La primera etapa está centrada en la ambientación al medio acuático. Allí los niños aprenden a respirar, flotar, desplazarse y superar progresivamente el temor al agua. “Para avanzar hacia los estilos, el chico primero debe saber desenvolverse en otro medio”, explicó Zenteno, quien trabaja con alumnos desde los cuatro años y considera fundamental desarrollar habilidades motrices y nociones de seguridad.
Una vez consolidada la adaptación, la enseñanza continúa con los estilos libre, espalda, pecho y mariposa, además de saltos, giros y ejercicios de coordinación. La instructora remarcó que cada persona tiene tiempos diferentes y que algunas experiencias negativas pueden generar miedo. Por eso, afirmó, la paciencia, el diálogo y la perseverancia son indispensables tanto para niños como para adultos.
Zenteno también desarrolla tareas en natación y atletismo adaptados. Entre las experiencias más destacadas mencionó el proceso deportivo de Luján, una joven que comenzó con dificultades para desenvolverse en el agua y posteriormente consiguió podios, participó en competencias nacionales y fue convocada a una preselección argentina. La profesora valoró especialmente la constancia de la deportista y el acompañamiento permanente de su familia.
La propuesta inclusiva alcanza a chicos con síndrome de Down, autismo, discapacidad visual y diferentes condiciones motrices.
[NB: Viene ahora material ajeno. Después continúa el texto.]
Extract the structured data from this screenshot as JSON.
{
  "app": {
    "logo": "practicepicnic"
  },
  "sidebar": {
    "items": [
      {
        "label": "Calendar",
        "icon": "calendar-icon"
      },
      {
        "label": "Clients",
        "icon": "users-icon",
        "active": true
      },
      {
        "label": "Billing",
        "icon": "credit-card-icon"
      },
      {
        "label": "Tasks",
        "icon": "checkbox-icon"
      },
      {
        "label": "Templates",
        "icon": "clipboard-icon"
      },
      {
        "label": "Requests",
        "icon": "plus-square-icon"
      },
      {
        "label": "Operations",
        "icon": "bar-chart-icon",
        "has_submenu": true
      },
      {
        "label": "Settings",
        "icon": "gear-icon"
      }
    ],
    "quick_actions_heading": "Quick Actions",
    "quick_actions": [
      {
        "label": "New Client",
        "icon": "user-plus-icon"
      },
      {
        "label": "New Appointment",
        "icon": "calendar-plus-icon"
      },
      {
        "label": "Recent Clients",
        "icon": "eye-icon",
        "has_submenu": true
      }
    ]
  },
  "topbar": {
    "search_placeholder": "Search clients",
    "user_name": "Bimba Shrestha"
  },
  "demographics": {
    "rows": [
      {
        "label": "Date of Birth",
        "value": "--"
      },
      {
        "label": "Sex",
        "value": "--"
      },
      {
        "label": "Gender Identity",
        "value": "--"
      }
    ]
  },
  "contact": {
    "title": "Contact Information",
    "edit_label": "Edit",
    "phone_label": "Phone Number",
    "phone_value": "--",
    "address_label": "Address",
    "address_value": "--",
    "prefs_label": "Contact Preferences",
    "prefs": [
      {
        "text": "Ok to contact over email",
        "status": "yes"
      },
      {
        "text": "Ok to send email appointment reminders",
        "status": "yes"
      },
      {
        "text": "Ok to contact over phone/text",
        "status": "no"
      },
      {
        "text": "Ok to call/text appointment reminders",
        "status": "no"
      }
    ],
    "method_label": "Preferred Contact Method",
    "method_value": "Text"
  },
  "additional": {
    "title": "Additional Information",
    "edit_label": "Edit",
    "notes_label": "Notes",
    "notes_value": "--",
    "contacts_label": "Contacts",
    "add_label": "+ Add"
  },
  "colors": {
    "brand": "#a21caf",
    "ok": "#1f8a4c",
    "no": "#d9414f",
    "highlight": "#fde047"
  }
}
Cada entrenamiento se adapta a las posibilidades individuales, fortaleciendo piernas, equilibrio, orientación, coordinación y autonomía. El trabajo se articula además con instituciones educativas como las escuelas N.º 14 y Papa Francisco, con las que se realizaron encuentros de natación y atletismo adaptados.
Las clases de atletismo adaptado retomarán sus actividades desde el 11 de agosto y se desarrollarán los martes y jueves, de 18 a 19, en la pista del CEAR. Los padres pueden acercarse, acompañar a sus hijos y observar las prácticas. Zenteno también invitó a las familias a consultar por las clases de natación y recordó que aprender a nadar no es solamente una actividad deportiva: “Es seguridad, compañerismo y una herramienta para que el chico aprenda a salvarse y pueda desenvolverse mejor durante toda su vida”.